Ma lettre écrite, je sortais pour la dernière fois de cette rédaction. Je me retrouvais un peu vide, un peu inexistante, un peu coupable de n’avoir plus rien à faire soudain. Il aurait fallu peut-être que je me mette à m’intéresser au sort de ma mère ou à la santé mentale de la voisine. Je marchais juste dans les rues que l’esprit de Noël commençait à remplir de ses décorations propices aux achats. Il y avait quand même, assis sur les pavés glacés, ça et là dans les rues piétonnes, des mendiants emmitouflés dans des fripes essayant de nous émouvoir avec des pancartes « J’ai faim », nous qui avions commencé, il y avait déjà une bonne dizaine de jours à nous gaver comme des canards de papillotes et de bûche, pour préparer notre foie.

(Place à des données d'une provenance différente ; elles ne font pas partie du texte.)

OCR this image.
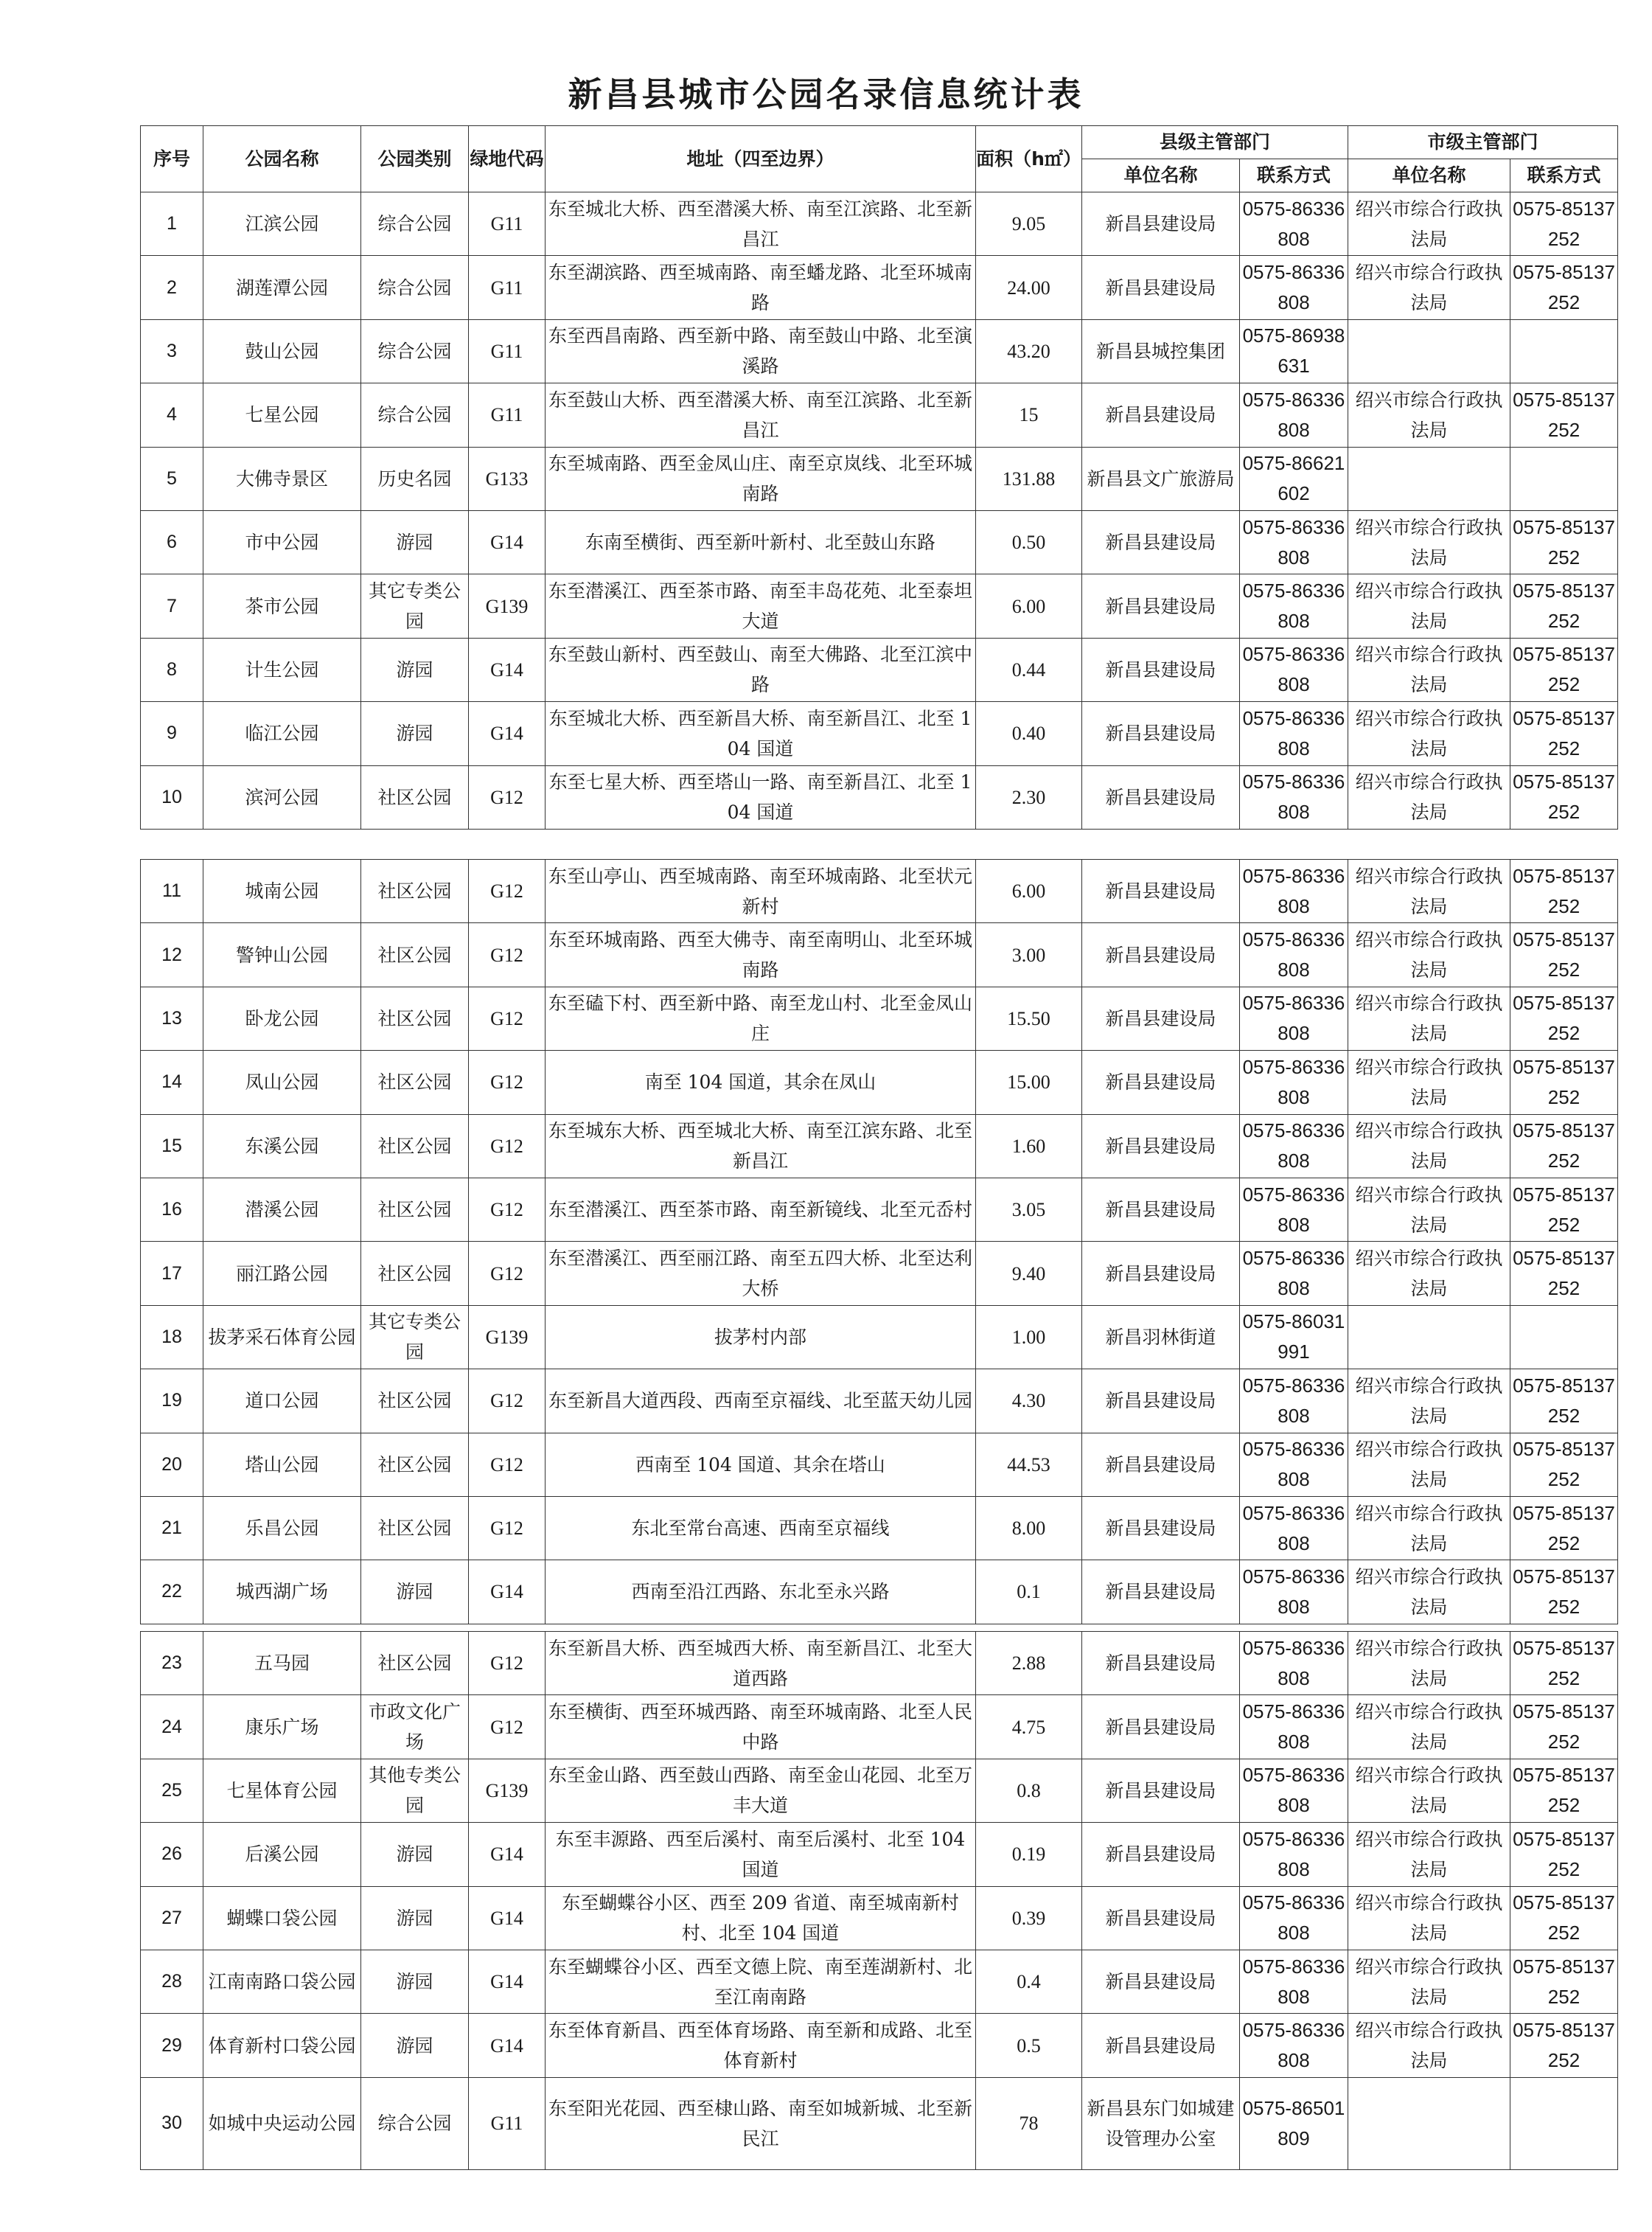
新昌县城市公园名录信息统计表
序号	公园名称	公园类别	绿地代码	地址（四至边界）	面积（h㎡）	县级主管部门		市级主管部门	
						单位名称	联系方式	单位名称	联系方式
1	江滨公园	综合公园	G11	东至城北大桥、西至潜溪大桥、南至江滨路、北至新昌江	9.05	新昌县建设局	0575-86336808	绍兴市综合行政执法局	0575-85137252
2	湖莲潭公园	综合公园	G11	东至湖滨路、西至城南路、南至蟠龙路、北至环城南路	24.00	新昌县建设局	0575-86336808	绍兴市综合行政执法局	0575-85137252
3	鼓山公园	综合公园	G11	东至西昌南路、西至新中路、南至鼓山中路、北至演溪路	43.20	新昌县城控集团	0575-86938631		
4	七星公园	综合公园	G11	东至鼓山大桥、西至潜溪大桥、南至江滨路、北至新昌江	15	新昌县建设局	0575-86336808	绍兴市综合行政执法局	0575-85137252
5	大佛寺景区	历史名园	G133	东至城南路、西至金凤山庄、南至京岚线、北至环城南路	131.88	新昌县文广旅游局	0575-86621602		
6	市中公园	游园	G14	东南至横街、西至新叶新村、北至鼓山东路	0.50	新昌县建设局	0575-86336808	绍兴市综合行政执法局	0575-85137252
7	茶市公园	其它专类公园	G139	东至潜溪江、西至茶市路、南至丰岛花苑、北至泰坦大道	6.00	新昌县建设局	0575-86336808	绍兴市综合行政执法局	0575-85137252
8	计生公园	游园	G14	东至鼓山新村、西至鼓山、南至大佛路、北至江滨中路	0.44	新昌县建设局	0575-86336808	绍兴市综合行政执法局	0575-85137252
9	临江公园	游园	G14	东至城北大桥、西至新昌大桥、南至新昌江、北至 104 国道	0.40	新昌县建设局	0575-86336808	绍兴市综合行政执法局	0575-85137252
10	滨河公园	社区公园	G12	东至七星大桥、西至塔山一路、南至新昌江、北至 104 国道	2.30	新昌县建设局	0575-86336808	绍兴市综合行政执法局	0575-85137252
11	城南公园	社区公园	G12	东至山亭山、西至城南路、南至环城南路、北至状元新村	6.00	新昌县建设局	0575-86336808	绍兴市综合行政执法局	0575-85137252
12	警钟山公园	社区公园	G12	东至环城南路、西至大佛寺、南至南明山、北至环城南路	3.00	新昌县建设局	0575-86336808	绍兴市综合行政执法局	0575-85137252
13	卧龙公园	社区公园	G12	东至磕下村、西至新中路、南至龙山村、北至金凤山庄	15.50	新昌县建设局	0575-86336808	绍兴市综合行政执法局	0575-85137252
14	凤山公园	社区公园	G12	南至 104 国道，其余在凤山	15.00	新昌县建设局	0575-86336808	绍兴市综合行政执法局	0575-85137252
15	东溪公园	社区公园	G12	东至城东大桥、西至城北大桥、南至江滨东路、北至新昌江	1.60	新昌县建设局	0575-86336808	绍兴市综合行政执法局	0575-85137252
16	潜溪公园	社区公园	G12	东至潜溪江、西至茶市路、南至新镜线、北至元岙村	3.05	新昌县建设局	0575-86336808	绍兴市综合行政执法局	0575-85137252
17	丽江路公园	社区公园	G12	东至潜溪江、西至丽江路、南至五四大桥、北至达利大桥	9.40	新昌县建设局	0575-86336808	绍兴市综合行政执法局	0575-85137252
18	拔茅采石体育公园	其它专类公园	G139	拔茅村内部	1.00	新昌羽林街道	0575-86031991		
19	道口公园	社区公园	G12	东至新昌大道西段、西南至京福线、北至蓝天幼儿园	4.30	新昌县建设局	0575-86336808	绍兴市综合行政执法局	0575-85137252
20	塔山公园	社区公园	G12	西南至 104 国道、其余在塔山	44.53	新昌县建设局	0575-86336808	绍兴市综合行政执法局	0575-85137252
21	乐昌公园	社区公园	G12	东北至常台高速、西南至京福线	8.00	新昌县建设局	0575-86336808	绍兴市综合行政执法局	0575-85137252
22	城西湖广场	游园	G14	西南至沿江西路、东北至永兴路	0.1	新昌县建设局	0575-86336808	绍兴市综合行政执法局	0575-85137252
23	五马园	社区公园	G12	东至新昌大桥、西至城西大桥、南至新昌江、北至大道西路	2.88	新昌县建设局	0575-86336808	绍兴市综合行政执法局	0575-85137252
24	康乐广场	市政文化广场	G12	东至横街、西至环城西路、南至环城南路、北至人民中路	4.75	新昌县建设局	0575-86336808	绍兴市综合行政执法局	0575-85137252
25	七星体育公园	其他专类公园	G139	东至金山路、西至鼓山西路、南至金山花园、北至万丰大道	0.8	新昌县建设局	0575-86336808	绍兴市综合行政执法局	0575-85137252
26	后溪公园	游园	G14	东至丰源路、西至后溪村、南至后溪村、北至 104 国道	0.19	新昌县建设局	0575-86336808	绍兴市综合行政执法局	0575-85137252
27	蝴蝶口袋公园	游园	G14	东至蝴蝶谷小区、西至 209 省道、南至城南新村村、北至 104 国道	0.39	新昌县建设局	0575-86336808	绍兴市综合行政执法局	0575-85137252
28	江南南路口袋公园	游园	G14	东至蝴蝶谷小区、西至文德上院、南至莲湖新村、北至江南南路	0.4	新昌县建设局	0575-86336808	绍兴市综合行政执法局	0575-85137252
29	体育新村口袋公园	游园	G14	东至体育新昌、西至体育场路、南至新和成路、北至体育新村	0.5	新昌县建设局	0575-86336808	绍兴市综合行政执法局	0575-85137252
30	如城中央运动公园	综合公园	G11	东至阳光花园、西至棣山路、南至如城新城、北至新民江	78	新昌县东门如城建设管理办公室	0575-86501809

Le centre ville était triste en milieu d’après-midi, un jour de semaine. Malgré les sapins passés à la bombe blanche, malgré les guirlandes lumineuses et les gros cadeaux factices emballés dans du papier brillant, on ne voyait que les vitrines vides, les commerces délaissés, les enseignes à vendre. Les centres villes de provinces se mettaient à ressembler à ce que nous imaginons des temps de guerre. Des magasins abandonnés par des commerçants criblés de dettes. Et seules les grandes chaînes de vêtements parvenaient à survivre vaguement, à coup de promotions monstres, de relances des clients par SMS et de marchandise chinoise si peu chère qu’elle nous filait des boutons.

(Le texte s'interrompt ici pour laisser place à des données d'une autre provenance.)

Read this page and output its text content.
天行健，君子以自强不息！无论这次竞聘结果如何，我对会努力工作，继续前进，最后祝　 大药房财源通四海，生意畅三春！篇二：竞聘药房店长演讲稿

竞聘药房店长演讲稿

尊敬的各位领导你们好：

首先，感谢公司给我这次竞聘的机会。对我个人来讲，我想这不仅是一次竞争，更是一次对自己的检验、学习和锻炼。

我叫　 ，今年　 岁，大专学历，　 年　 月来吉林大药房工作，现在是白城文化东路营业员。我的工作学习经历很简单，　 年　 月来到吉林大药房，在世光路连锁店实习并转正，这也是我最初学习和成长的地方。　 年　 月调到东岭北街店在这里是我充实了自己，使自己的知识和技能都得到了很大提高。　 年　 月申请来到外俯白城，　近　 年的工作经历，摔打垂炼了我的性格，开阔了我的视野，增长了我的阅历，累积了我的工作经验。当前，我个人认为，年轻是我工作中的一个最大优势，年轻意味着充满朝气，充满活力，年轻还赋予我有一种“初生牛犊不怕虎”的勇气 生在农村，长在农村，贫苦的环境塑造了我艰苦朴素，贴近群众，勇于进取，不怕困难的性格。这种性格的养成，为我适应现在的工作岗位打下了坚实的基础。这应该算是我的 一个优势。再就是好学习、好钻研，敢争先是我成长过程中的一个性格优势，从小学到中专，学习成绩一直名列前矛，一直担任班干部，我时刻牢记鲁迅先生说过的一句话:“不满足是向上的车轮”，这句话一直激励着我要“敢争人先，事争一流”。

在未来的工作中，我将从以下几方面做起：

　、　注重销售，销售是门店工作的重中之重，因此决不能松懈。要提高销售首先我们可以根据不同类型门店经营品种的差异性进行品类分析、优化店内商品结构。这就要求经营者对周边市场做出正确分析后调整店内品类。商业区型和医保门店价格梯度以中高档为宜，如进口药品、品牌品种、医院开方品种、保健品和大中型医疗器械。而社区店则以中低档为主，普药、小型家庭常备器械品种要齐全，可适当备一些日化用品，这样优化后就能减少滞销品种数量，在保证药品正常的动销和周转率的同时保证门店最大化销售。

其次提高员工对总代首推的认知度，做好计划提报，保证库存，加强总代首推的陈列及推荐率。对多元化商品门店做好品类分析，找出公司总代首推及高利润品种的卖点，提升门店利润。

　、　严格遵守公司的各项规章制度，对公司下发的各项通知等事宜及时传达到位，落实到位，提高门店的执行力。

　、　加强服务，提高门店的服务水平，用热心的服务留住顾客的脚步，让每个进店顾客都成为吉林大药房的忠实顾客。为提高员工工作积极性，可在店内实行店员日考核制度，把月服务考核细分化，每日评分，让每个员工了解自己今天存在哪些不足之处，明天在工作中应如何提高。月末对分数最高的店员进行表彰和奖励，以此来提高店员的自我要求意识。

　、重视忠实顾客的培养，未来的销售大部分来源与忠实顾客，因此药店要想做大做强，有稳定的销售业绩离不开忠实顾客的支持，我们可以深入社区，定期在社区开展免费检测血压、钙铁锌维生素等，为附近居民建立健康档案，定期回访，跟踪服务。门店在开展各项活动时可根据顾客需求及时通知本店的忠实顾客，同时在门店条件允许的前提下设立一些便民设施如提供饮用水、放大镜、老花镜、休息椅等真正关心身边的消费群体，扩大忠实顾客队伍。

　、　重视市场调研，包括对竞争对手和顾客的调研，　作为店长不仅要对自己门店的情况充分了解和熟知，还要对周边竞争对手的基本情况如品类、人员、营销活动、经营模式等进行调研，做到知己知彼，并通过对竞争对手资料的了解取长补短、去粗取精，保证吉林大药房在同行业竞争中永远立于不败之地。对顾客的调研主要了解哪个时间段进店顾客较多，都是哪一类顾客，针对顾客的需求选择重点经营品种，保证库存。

Encore une fois, j’ai pris conscience de la fin de ces années de prospérité qu’on avait crue infinie. On a été naïfs et on a vraiment pensé que la croissance et l’abondance seraient là pour toujours. On n’avait pas vu venir la fin du système. D’ailleurs, bien peu étaient ceux qui s’en rendaient compte, même en se promenant dans ces rues désertes. Le pouvoir public faisait tout pour masquer la misère, à grands renforts d’opérations culturelles et divertissantes. Il fallait à tout prix faire venir les gens au centre ville, pour les faire consommer. Mais tous les commerces non alimentaires, pas immédiatement utiles étaient en train de disparaître. Comment un marchand de babioles pouvait penser vivre de ses bijoux artisanaux, de ses carnets à spirales, de ses crayons de couleurs amusants…Comment une petite épicerie de petits produits bio pouvait espérer tenir le choc face à la grande distribution. Personne ne se nourrit vraiment de petites terrines sur des toasts, même si elles sont fermières et à l’ail des ours, personne ne s’abreuve de bière artisanale quand la kro est à 1,50 € le litre.

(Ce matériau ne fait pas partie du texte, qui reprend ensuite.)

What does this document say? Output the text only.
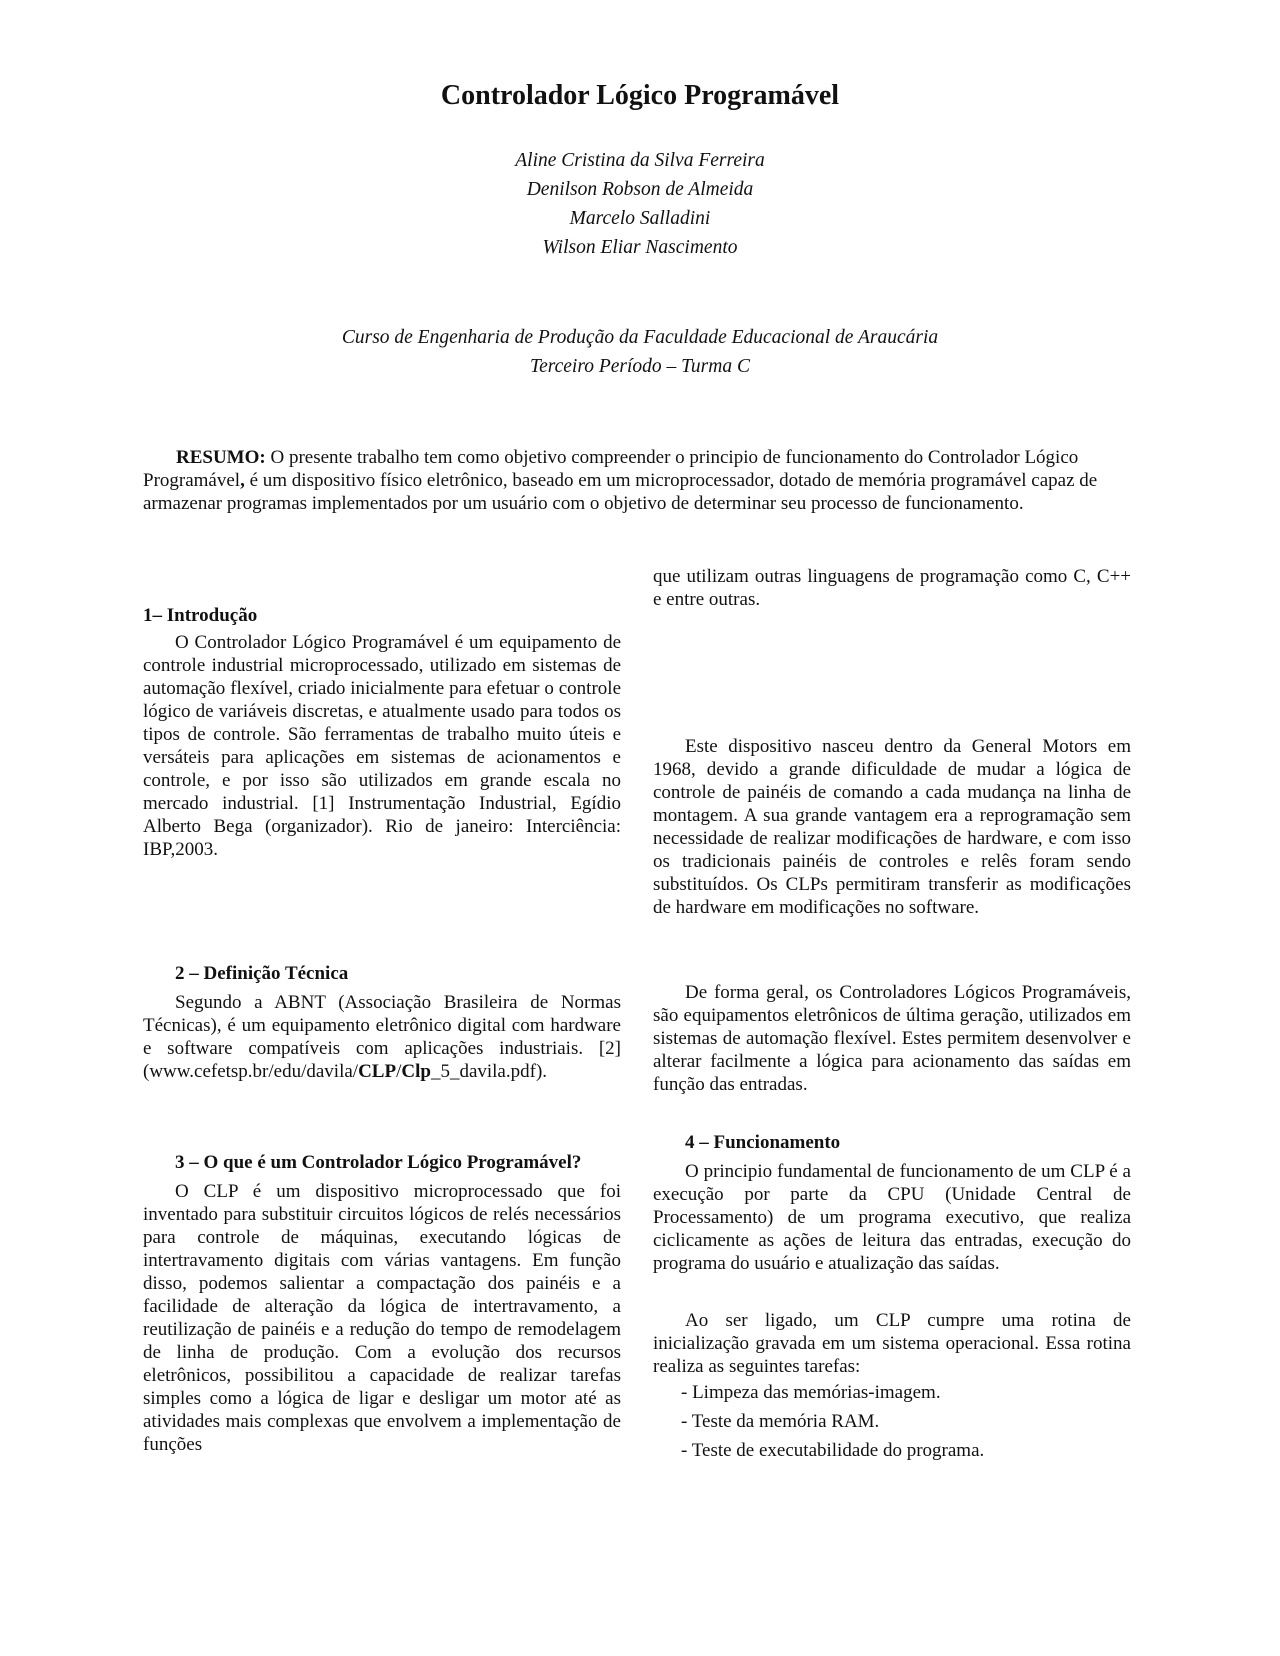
Controlador Lógico Programável
Aline Cristina da Silva Ferreira
Denilson Robson de Almeida
Marcelo Salladini
Wilson Eliar Nascimento
Curso de Engenharia de Produção da Faculdade Educacional de Araucária
Terceiro Período – Turma C
RESUMO: O presente trabalho tem como objetivo compreender o principio de funcionamento do Controlador Lógico Programável, é um dispositivo físico eletrônico, baseado em um microprocessador, dotado de memória programável capaz de armazenar programas implementados por um usuário com o objetivo de determinar seu processo de funcionamento.
1– Introdução

O Controlador Lógico Programável é um equipamento de controle industrial microprocessado, utilizado em sistemas de automação flexível, criado inicialmente para efetuar o controle lógico de variáveis discretas, e atualmente usado para todos os tipos de controle. São ferramentas de trabalho muito úteis e versáteis para aplicações em sistemas de acionamentos e controle, e por isso são utilizados em grande escala no mercado industrial. [1] Instrumentação Industrial, Egídio Alberto Bega (organizador). Rio de janeiro: Interciência: IBP,2003.

2 – Definição Técnica

Segundo a ABNT (Associação Brasileira de Normas Técnicas), é um equipamento eletrônico digital com hardware e software compatíveis com aplicações industriais. [2](www.cefetsp.br/edu/davila/CLP/Clp_5_davila.pdf).

3 – O que é um Controlador Lógico Programável?

O CLP é um dispositivo microprocessado que foi inventado para substituir circuitos lógicos de relés necessários para controle de máquinas, executando lógicas de intertravamento digitais com várias vantagens. Em função disso, podemos salientar a compactação dos painéis e a facilidade de alteração da lógica de intertravamento, a reutilização de painéis e a redução do tempo de remodelagem de linha de produção. Com a evolução dos recursos eletrônicos, possibilitou a capacidade de realizar tarefas simples como a lógica de ligar e desligar um motor até as atividades mais complexas que envolvem a implementação de funções

que utilizam outras linguagens de programação como C, C++ e entre outras.

Este dispositivo nasceu dentro da General Motors em 1968, devido a grande dificuldade de mudar a lógica de controle de painéis de comando a cada mudança na linha de montagem. A sua grande vantagem era a reprogramação sem necessidade de realizar modificações de hardware, e com isso os tradicionais painéis de controles e relês foram sendo substituídos. Os CLPs permitiram transferir as modificações de hardware em modificações no software.

De forma geral, os Controladores Lógicos Programáveis, são equipamentos eletrônicos de última geração, utilizados em sistemas de automação flexível. Estes permitem desenvolver e alterar facilmente a lógica para acionamento das saídas em função das entradas.

4 – Funcionamento

O principio fundamental de funcionamento de um CLP é a execução por parte da CPU (Unidade Central de Processamento) de um programa executivo, que realiza ciclicamente as ações de leitura das entradas, execução do programa do usuário e atualização das saídas.

Ao ser ligado, um CLP cumpre uma rotina de inicialização gravada em um sistema operacional. Essa rotina realiza as seguintes tarefas:

- Limpeza das memórias-imagem.
- Teste da memória RAM.
- Teste de executabilidade do programa.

Mais toutes les excuses étaient bonnes et on mettait ça sur le dos des parkings, des zones sans voiture, des zones avec voitures, des parcmètres, des zones de stationnement gratuit. Par exemple, lorsqu’on décidait que le centre ville serait entièrement gratuit, les premiers à protester étaient les commerçants : car les autres commerçants en profitaient pour venir se garer toute la journée devant les vitrines de la concurrence. Et si on mettait du stationnement payant, on reprochait aux autorités publiques de ne pas favoriser l’attractivité. Tout cela était insoluble. Simplement parce qu’en fait, tout le monde faisait ses courses au supermarché ou sur internet. Et que le pouvoir d’achat n’était plus à la hauteur pour faire du shopping.

Il y avait aussi les enseignes luxueuses qui survivaient très bien à la crise.

J’étais devant une boutique dans laquelle ma nouvelle rémunération de chômeuse m’interdirait bientôt d’entrer. Rêveuse ou perdue dans mes pensées sombres, je n’avais pas remarqué qu’on me suivait.